Reddick Edges Kes For Darlington Pole

Tyler Reddick

Driving a No. 45 23XI Racing Toyota with a paint scheme reminiscent of the late Tim Richmond’s 1982 Buick, Tyler Reddick emulated the driver he was honoring, winning the pole position for Sunday’s Goodyear 400 NASCAR Cup Series race (3 p.m. ET on FS1, MRN and SiriusXM NASCAR Radio).

Turning a lap at Darlington Raceway in 28.906 seconds (170.124 mph) in the final round of qualifying, Reddick edged Brad Keselowski (170.018 mph) for the top starting spot by 0.018 seconds.

The Busch Light Pole Award was Reddick’s first of the season, his first at the Track Too Tough to Tame and the seventh of his career. Richmond won Darlington poles in 1983 and 1986.

“Just really excited that this Tim Richmond throwback Camry is going to be starting on the pole,” said Reddick, who added to the tribute with his own Richmond-style mustache.

“It’s really nice to put the work in this week to have that kind of qualifying effort. Last week was tough (in a 20th-place finish at Kansas). We didn’t lack any effort in trying to find ways to have a good week this week.”

Chris Buescher qualified third at 169.543 mph, giving Roush Fenway Keselowski Racing two of the top three grid positions for Sunday’s race, the 13th of the season. Buescher finished second to Kyle Larson by 0.001 seconds last Sunday at Kansas Speedway in the closest finish in Cup Series history.

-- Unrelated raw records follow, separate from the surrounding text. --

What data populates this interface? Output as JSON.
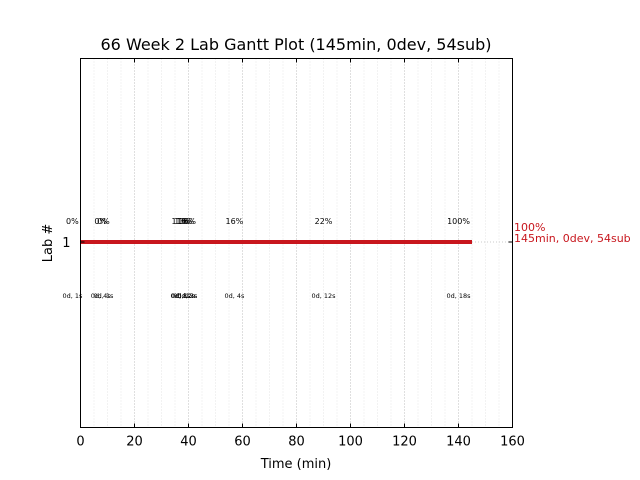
{
  "chart_data": {
    "type": "gantt",
    "title": "66 Week 2 Lab Gantt Plot (145min, 0dev, 54sub)",
    "xlabel": "Time (min)",
    "ylabel": "Lab #",
    "xlim": [
      0,
      160
    ],
    "xticks": [
      0,
      20,
      40,
      60,
      80,
      100,
      120,
      140,
      160
    ],
    "xtick_labels": [
      "0",
      "20",
      "40",
      "60",
      "80",
      "100",
      "120",
      "140",
      "160"
    ],
    "yticks": [
      1
    ],
    "ytick_labels": [
      "1"
    ],
    "grid": "vertical dotted",
    "bar_color": "#c8161d",
    "bars": [
      {
        "lab": 1,
        "start": 0,
        "end": 145
      }
    ],
    "milestones": [
      {
        "x": -3,
        "pct": "0%",
        "time": "0d, 1s"
      },
      {
        "x": 7.5,
        "pct": "0%",
        "time": "0d, 4s"
      },
      {
        "x": 8.5,
        "pct": "0%",
        "time": "0d, 1s"
      },
      {
        "x": 37.0,
        "pct": "11%",
        "time": "0d, 8s"
      },
      {
        "x": 38.0,
        "pct": "13%",
        "time": "0d, 12s"
      },
      {
        "x": 38.8,
        "pct": "16%",
        "time": "0d, 12s"
      },
      {
        "x": 39.5,
        "pct": "16%",
        "time": "0d, 3s"
      },
      {
        "x": 57.0,
        "pct": "16%",
        "time": "0d, 4s"
      },
      {
        "x": 90.0,
        "pct": "22%",
        "time": "0d, 12s"
      },
      {
        "x": 140.0,
        "pct": "100%",
        "time": "0d, 18s"
      }
    ],
    "end_annotation": {
      "line1": "100%",
      "line2": "145min, 0dev, 54sub"
    }
  }
}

Ty Gibbs (169.491 mph) will start fourth, followed by William Byron, Larson, Denny Hamlin, Bubba Wallace, Ross Chastain and Martin Truex Jr. Chastain edged Kyle Busch for the final Group B spot in the second round after both drivers ran identical times to the thousandth of a second in the opening round.

Chastain got the nod on an owner points tiebreaker.

Returning to competition after a two-race injury absence, Erik Jones will start 30th in the No. 43 Legacy Motor Club Toyota. Jones suffered a compression fracture of a lower vertebra during a multicar wreck at Talladega in April.

Reddick’s paint scheme is the second he has run honoring Richmond.

“He was the type of driver, in my opinion—when he was at the track or away from the track—he was always living life to the fullest and really happy living the life he (led),” Reddick said.

“Obviously, what he could do inside of a race car, too, is something that I always extremely appreciated about him.”

There’s one more way Reddick can emulate Richmond—do what Richmond did in 1986 and win at Darlington from the pole.